Published on Nov 15, 2015
As more and more people rely on search engines as starting points to fulfill their need for information, it has become absolutely important to have one’s page rank up in the top few results of popular search engines. Most search engines use, among other things, variants of the classic PageRank algorithm, which relies on the link structure of the web to rank pages.
In order to have their pages rank higher than deserving, some web designers, resort to all sorts of tricks to mislead search engines by manipulating linkage (link-spam) and content(term-spam) on their pages and the web, in the process give form to what has come to be called web-spam. There is a continuing clash between search engine algorithm-designers and web-spammers leading to this battleground of the Adversarial Web.
Our main focus in this report is link-spam. We take a look at the different methods of combating link-spam. We also look at optimal link-spam structures and test them using Java code. We implement popular algorithms for ranking algorithms and test the efficacy of these on a web-graph made available by Webaroo.

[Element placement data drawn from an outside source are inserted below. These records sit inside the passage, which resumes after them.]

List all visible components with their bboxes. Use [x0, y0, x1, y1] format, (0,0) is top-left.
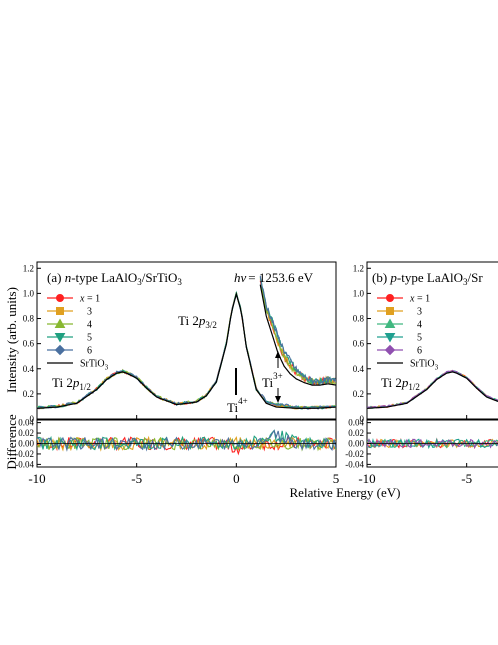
x-tick-label: 0: [233, 471, 240, 486]
panel-a-legend: x = 1 3 4 5 6 SrTiO3: [47, 294, 109, 372]
legend-marker: [384, 333, 396, 343]
series-line-5: [37, 293, 336, 410]
panel-a-data: [37, 275, 336, 410]
panel-b-diff-data: [367, 437, 498, 450]
ti-2p32-label: Ti 2p3/2: [178, 313, 217, 330]
y-tick-label: 1.2: [353, 263, 364, 273]
diff-line-3: [37, 436, 336, 452]
photon-energy-label: hν = 1253.6 eV: [234, 270, 314, 285]
legend-marker: [54, 318, 66, 328]
y-tick-label: 0.2: [23, 389, 34, 399]
y-tick-label: 1.2: [23, 263, 34, 273]
legend-label: x = 1: [409, 294, 430, 305]
legend-label: 6: [417, 346, 422, 357]
y-tick-label: 1.0: [353, 288, 365, 298]
srtio3-reference-line: [37, 291, 336, 409]
y-tick-label: 1.0: [23, 288, 35, 298]
y-tick-label: 0.8: [23, 314, 35, 324]
inset-line-5: [259, 275, 336, 386]
x-axis-label: Relative Energy (eV): [290, 485, 401, 500]
legend-marker: [56, 307, 64, 315]
x-tick-label: 5: [333, 471, 340, 486]
legend-label: SrTiO3: [410, 359, 439, 372]
ti3-label: Ti3+: [262, 371, 283, 390]
panel-a-main-frame: [36, 261, 337, 420]
diff-y-tick-label: 0.04: [348, 418, 364, 428]
y-tick-label-zero: 0: [360, 414, 365, 424]
ti3-arrow-down-head: [275, 396, 281, 403]
legend-marker: [56, 294, 64, 302]
x-tick-label: -5: [131, 471, 142, 486]
y-tick-label: 0.2: [353, 389, 364, 399]
ti-2p12-label-a: Ti 2p1/2: [52, 375, 91, 392]
y-tick-label-zero: 0: [30, 414, 35, 424]
x-tick-label: -10: [28, 471, 45, 486]
x-tick-label: -5: [461, 471, 472, 486]
diff-y-tick-label: 0.00: [348, 439, 364, 449]
diff-y-tick-label: 0.00: [18, 439, 34, 449]
y-tick-label: 0.6: [353, 339, 365, 349]
ti4-label: Ti4+: [227, 396, 248, 415]
legend-label: 5: [417, 333, 422, 344]
srtio3-reference-line: [367, 371, 498, 409]
legend-marker: [386, 294, 394, 302]
panel-b-title: (b) p-type LaAlO3/Sr: [372, 270, 483, 287]
axis-ticks: 0.20.40.60.81.01.20-0.04-0.020.000.020.0…: [15, 263, 472, 486]
legend-label: SrTiO3: [80, 359, 109, 372]
panel-a-diff-data: [37, 429, 336, 456]
diff-y-tick-label: -0.02: [345, 449, 364, 459]
legend-marker: [384, 318, 396, 328]
diff-y-tick-label: 0.02: [348, 428, 364, 438]
panel-b-legend: x = 1 3 4 5 6 SrTiO3: [377, 294, 439, 372]
legend-label: 4: [417, 320, 422, 331]
diff-y-tick-label: 0.02: [18, 428, 34, 438]
legend-marker: [54, 333, 66, 343]
panel-b-main-frame: [366, 261, 498, 420]
y-tick-label: 0.8: [353, 314, 365, 324]
panel-a-title: (a) n-type LaAlO3/SrTiO3: [47, 270, 182, 287]
y-axis-label-intensity: Intensity (arb. units): [4, 287, 19, 393]
legend-marker: [54, 344, 66, 356]
y-tick-label: 0.6: [23, 339, 35, 349]
inset-reference-line: [259, 284, 336, 386]
legend-marker: [384, 344, 396, 356]
diff-y-tick-label: -0.02: [15, 449, 34, 459]
diff-line-3: [367, 438, 498, 449]
y-axis-label-difference: Difference: [4, 414, 19, 470]
legend-label: 3: [417, 307, 422, 318]
legend-label: 3: [87, 307, 92, 318]
diff-line-4: [367, 437, 498, 450]
ti-2p12-label-b: Ti 2p1/2: [381, 375, 420, 392]
panel-b-data: [367, 369, 498, 410]
y-tick-label: 0.4: [23, 364, 35, 374]
legend-label: 5: [87, 333, 92, 344]
diff-line-5: [37, 429, 336, 452]
diff-y-tick-label: -0.04: [345, 459, 364, 469]
diff-y-tick-label: -0.04: [15, 459, 34, 469]
legend-label: 4: [87, 320, 92, 331]
x-tick-label: -10: [358, 471, 375, 486]
ti3-arrow-up-head: [275, 351, 281, 358]
inset-line-3: [259, 277, 336, 385]
diff-y-tick-label: 0.04: [18, 418, 34, 428]
series-line-5: [367, 369, 498, 409]
y-tick-label: 0.4: [353, 364, 365, 374]
legend-label: 6: [87, 346, 92, 357]
legend-marker: [386, 307, 394, 315]
legend-label: x = 1: [79, 294, 100, 305]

Introduction of Combating Link Spam
A first step in gearing up for the counter-measures it would be prudent to understand the spammers’ ‘arsenal’. This section elucidates the attempts to organize web-spamming techniques into a taxonomy. It also briefly brushes over published statistics about webspam. There have been discussions in literature and on the web, but we draw heavily from. We use two terms: importance: the ranking of a page in general, and relevance: the ranking of a page with respect to a specific query
To delve into link spamming let’s categorize pages according to the way they can be manipulated by spammers to influence results:
a. Inaccessible pages: Spammers cannot modify these pages. However, they can point to them.

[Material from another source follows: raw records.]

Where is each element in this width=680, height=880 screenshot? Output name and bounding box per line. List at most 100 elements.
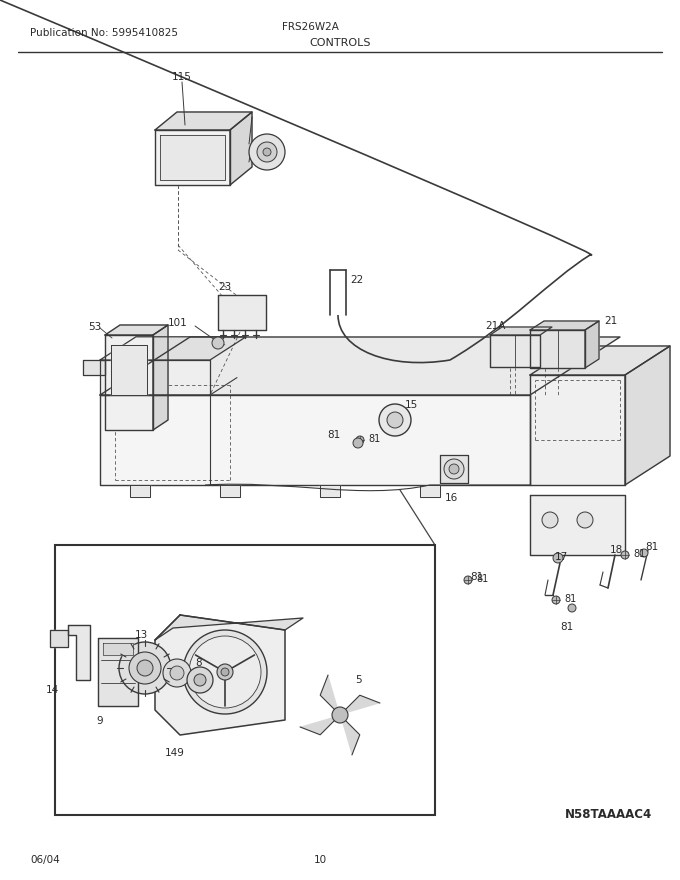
Circle shape [170, 666, 184, 680]
Circle shape [212, 337, 224, 349]
Polygon shape [50, 630, 68, 647]
Polygon shape [155, 112, 252, 130]
Polygon shape [100, 395, 530, 485]
Circle shape [353, 438, 363, 448]
Circle shape [542, 512, 558, 528]
Circle shape [464, 576, 472, 584]
Polygon shape [230, 112, 252, 185]
Polygon shape [155, 615, 285, 735]
PathPatch shape [340, 695, 380, 715]
Polygon shape [585, 321, 599, 368]
Polygon shape [440, 455, 468, 483]
Circle shape [129, 652, 161, 684]
Polygon shape [105, 335, 153, 430]
Text: 15: 15 [405, 400, 418, 410]
Text: FRS26W2A: FRS26W2A [282, 22, 339, 32]
Polygon shape [530, 330, 585, 368]
Text: 81: 81 [564, 594, 576, 604]
Circle shape [249, 134, 285, 170]
Text: 81: 81 [633, 549, 645, 559]
Text: 21: 21 [604, 316, 617, 326]
Text: 53: 53 [88, 322, 101, 332]
Circle shape [621, 551, 629, 559]
Circle shape [137, 660, 153, 676]
Polygon shape [530, 375, 625, 485]
Circle shape [553, 553, 563, 563]
Polygon shape [218, 295, 266, 330]
Polygon shape [530, 321, 599, 330]
Text: 101: 101 [168, 318, 188, 328]
Text: 81: 81 [470, 572, 483, 582]
Polygon shape [625, 346, 670, 485]
Polygon shape [103, 643, 133, 655]
Polygon shape [160, 135, 225, 180]
Polygon shape [98, 638, 138, 706]
Text: 17: 17 [555, 552, 568, 562]
Text: 115: 115 [172, 72, 192, 82]
Circle shape [189, 636, 261, 708]
Text: 06/04: 06/04 [30, 855, 60, 865]
Polygon shape [530, 346, 670, 375]
Circle shape [640, 549, 648, 557]
Polygon shape [490, 335, 540, 367]
Text: 81: 81 [645, 542, 658, 552]
Circle shape [552, 596, 560, 604]
Circle shape [217, 664, 233, 680]
Text: 14: 14 [46, 685, 59, 695]
Circle shape [263, 148, 271, 156]
Polygon shape [420, 485, 440, 497]
Polygon shape [320, 485, 340, 497]
Text: 81: 81 [560, 622, 573, 632]
Polygon shape [530, 495, 625, 555]
Circle shape [568, 604, 576, 612]
Circle shape [183, 630, 267, 714]
Polygon shape [490, 327, 552, 335]
Circle shape [332, 707, 348, 723]
Circle shape [387, 412, 403, 428]
Text: 23: 23 [218, 282, 231, 292]
Circle shape [257, 142, 277, 162]
Text: N58TAAAAC4: N58TAAAAC4 [565, 808, 652, 821]
Polygon shape [111, 345, 147, 395]
Polygon shape [83, 360, 105, 375]
Circle shape [194, 674, 206, 686]
Circle shape [356, 436, 364, 444]
PathPatch shape [320, 675, 340, 715]
PathPatch shape [340, 715, 360, 755]
Text: 81: 81 [327, 430, 340, 440]
Circle shape [449, 464, 459, 474]
Polygon shape [100, 337, 620, 395]
Circle shape [221, 668, 229, 676]
Bar [55, 545, 435, 815]
Polygon shape [155, 130, 230, 185]
Polygon shape [153, 325, 168, 430]
Text: 81: 81 [368, 434, 380, 444]
Text: 22: 22 [350, 275, 363, 285]
Polygon shape [155, 615, 303, 640]
Polygon shape [100, 337, 246, 360]
Text: 16: 16 [445, 493, 458, 503]
Text: 21A: 21A [485, 321, 505, 331]
Circle shape [163, 659, 191, 687]
Circle shape [119, 642, 171, 694]
Text: 8: 8 [195, 658, 202, 668]
PathPatch shape [300, 715, 340, 735]
Polygon shape [100, 360, 210, 395]
Text: CONTROLS: CONTROLS [309, 38, 371, 48]
Text: 81: 81 [476, 574, 488, 584]
Text: 149: 149 [165, 748, 185, 758]
Text: 5: 5 [355, 675, 362, 685]
Text: 10: 10 [313, 855, 326, 865]
Circle shape [379, 404, 411, 436]
Circle shape [444, 459, 464, 479]
Text: Publication No: 5995410825: Publication No: 5995410825 [30, 28, 178, 38]
Text: 18: 18 [610, 545, 624, 555]
Polygon shape [105, 325, 168, 335]
Polygon shape [68, 625, 90, 680]
Circle shape [577, 512, 593, 528]
Text: 13: 13 [135, 630, 148, 640]
Text: 9: 9 [96, 716, 103, 726]
Circle shape [187, 667, 213, 693]
Polygon shape [220, 485, 240, 497]
Polygon shape [130, 485, 150, 497]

b. Accessible pages: These pages don’t belong to the spammer, but they can modify the content on these pages, in a limited manner. Typical examples are: wikis, comments on blogs.

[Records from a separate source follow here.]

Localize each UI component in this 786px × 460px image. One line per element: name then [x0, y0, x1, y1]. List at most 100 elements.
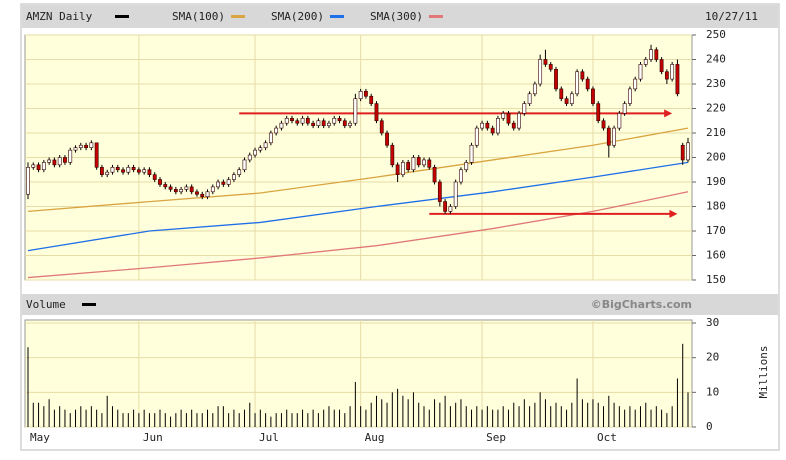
candle-body	[47, 159, 52, 163]
candle-body	[295, 120, 300, 124]
candle-body	[63, 157, 67, 163]
x-tick-label: Aug	[365, 431, 385, 444]
volume-title: Volume	[26, 298, 66, 311]
legend-swatch	[230, 15, 245, 18]
candle-body	[205, 191, 210, 198]
candle-body	[559, 88, 564, 100]
candle-body	[374, 103, 379, 122]
candle-body	[284, 118, 289, 124]
candle-body	[680, 144, 685, 161]
y-tick-label: 150	[706, 273, 726, 286]
candle-body	[195, 191, 199, 195]
candle-body	[564, 98, 569, 104]
candle-body	[136, 169, 141, 173]
candle-body	[305, 118, 310, 124]
candle-body	[84, 144, 88, 148]
legend-swatch	[115, 15, 129, 18]
candle-body	[316, 120, 321, 126]
candle-body	[94, 142, 99, 168]
candle-body	[200, 193, 205, 197]
candle-body	[485, 122, 490, 129]
candle-body	[327, 122, 331, 126]
candle-body	[569, 93, 574, 104]
candle-body	[406, 162, 411, 171]
y-tick-label: 190	[706, 175, 726, 188]
volume-bar	[22, 294, 778, 315]
candle-body	[348, 122, 352, 126]
y-tick-label: 160	[706, 249, 726, 262]
candle-body	[121, 169, 125, 173]
x-tick-label: Jul	[259, 431, 279, 444]
candle-body	[110, 167, 115, 173]
candle-body	[100, 167, 104, 175]
y-tick-label: 200	[706, 151, 726, 164]
candle-body	[152, 174, 157, 180]
candle-body	[527, 93, 532, 104]
y-tick-label: 170	[706, 224, 726, 237]
candle-body	[427, 159, 432, 168]
candle-body	[105, 171, 110, 175]
candle-body	[68, 149, 73, 163]
candle-body	[580, 71, 585, 80]
candle-body	[210, 186, 215, 193]
candle-body	[443, 201, 448, 212]
candle-body	[115, 167, 120, 171]
candle-body	[474, 127, 479, 146]
y-tick-label: 180	[706, 200, 726, 213]
candle-body	[469, 144, 474, 163]
candle-body	[422, 159, 426, 166]
candle-body	[379, 120, 384, 134]
candle-body	[453, 181, 458, 207]
candle-body	[686, 142, 690, 161]
candle-body	[189, 186, 194, 193]
x-tick-label: May	[30, 431, 50, 444]
candle-body	[385, 132, 389, 146]
candle-body	[147, 169, 152, 175]
y-axis-label: Millions	[757, 346, 770, 399]
candle-body	[163, 184, 168, 188]
candle-body	[342, 120, 347, 126]
candle-body	[575, 71, 580, 95]
candle-body	[459, 169, 463, 183]
candle-body	[464, 162, 469, 171]
candle-body	[585, 78, 590, 90]
candle-body	[538, 59, 543, 85]
candle-body	[501, 113, 506, 119]
legend-label: SMA(100)	[172, 10, 225, 23]
legend-swatch	[82, 303, 96, 306]
candle-body	[670, 64, 675, 80]
y-tick-label: 220	[706, 102, 726, 115]
candle-body	[279, 122, 284, 129]
legend-label: SMA(200)	[271, 10, 324, 23]
candle-body	[36, 164, 41, 171]
candle-body	[274, 127, 279, 134]
candle-body	[126, 167, 131, 173]
candle-body	[369, 95, 374, 104]
candle-body	[548, 64, 553, 70]
candle-body	[311, 122, 316, 126]
candle-body	[532, 83, 537, 95]
header-bar	[22, 5, 778, 28]
candle-body	[41, 162, 46, 171]
candle-body	[416, 157, 421, 166]
candle-body	[158, 179, 162, 185]
watermark: ©BigCharts.com	[591, 298, 692, 311]
candle-body	[216, 181, 220, 188]
candle-body	[617, 113, 622, 129]
candle-body	[606, 127, 611, 146]
candle-body	[511, 122, 516, 129]
arrow-head	[669, 209, 678, 218]
candle-body	[358, 91, 363, 99]
candle-body	[543, 59, 548, 65]
x-tick-label: Oct	[597, 431, 617, 444]
candle-body	[131, 167, 136, 171]
legend-label: SMA(300)	[370, 10, 423, 23]
candle-body	[643, 59, 648, 65]
candle-body	[649, 49, 653, 60]
sma-line	[27, 127, 689, 213]
candle-body	[596, 103, 601, 122]
candle-body	[591, 88, 595, 104]
legend-swatch	[329, 15, 344, 18]
candle-body	[654, 49, 659, 60]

c. Own pages: The spammer wants to boost ranking of one or more of these pages: target pages, t. These have a cap on budget (e.g. web hosting, etc.).
The target algorithms: HITS, PageRank, TrustRank, etc.
HITS ranks hubs and authority pages.[ 11] For HITS, the spammer can easily obtain high hub scores by adding outlinks to popular websites. Some spammers even pay users of high ranked .edu authority pages to point to their spammy pages. The spammer can obtain high authority scores by having his unscrupulous hub pages point into a page which can now become a hub page
It is important for spammers to conceal their intent from a human visitor. Two techniques used here are:
This involves making the spam invisible from the page. This can be done by changing background color or by having the 1x1 pixel.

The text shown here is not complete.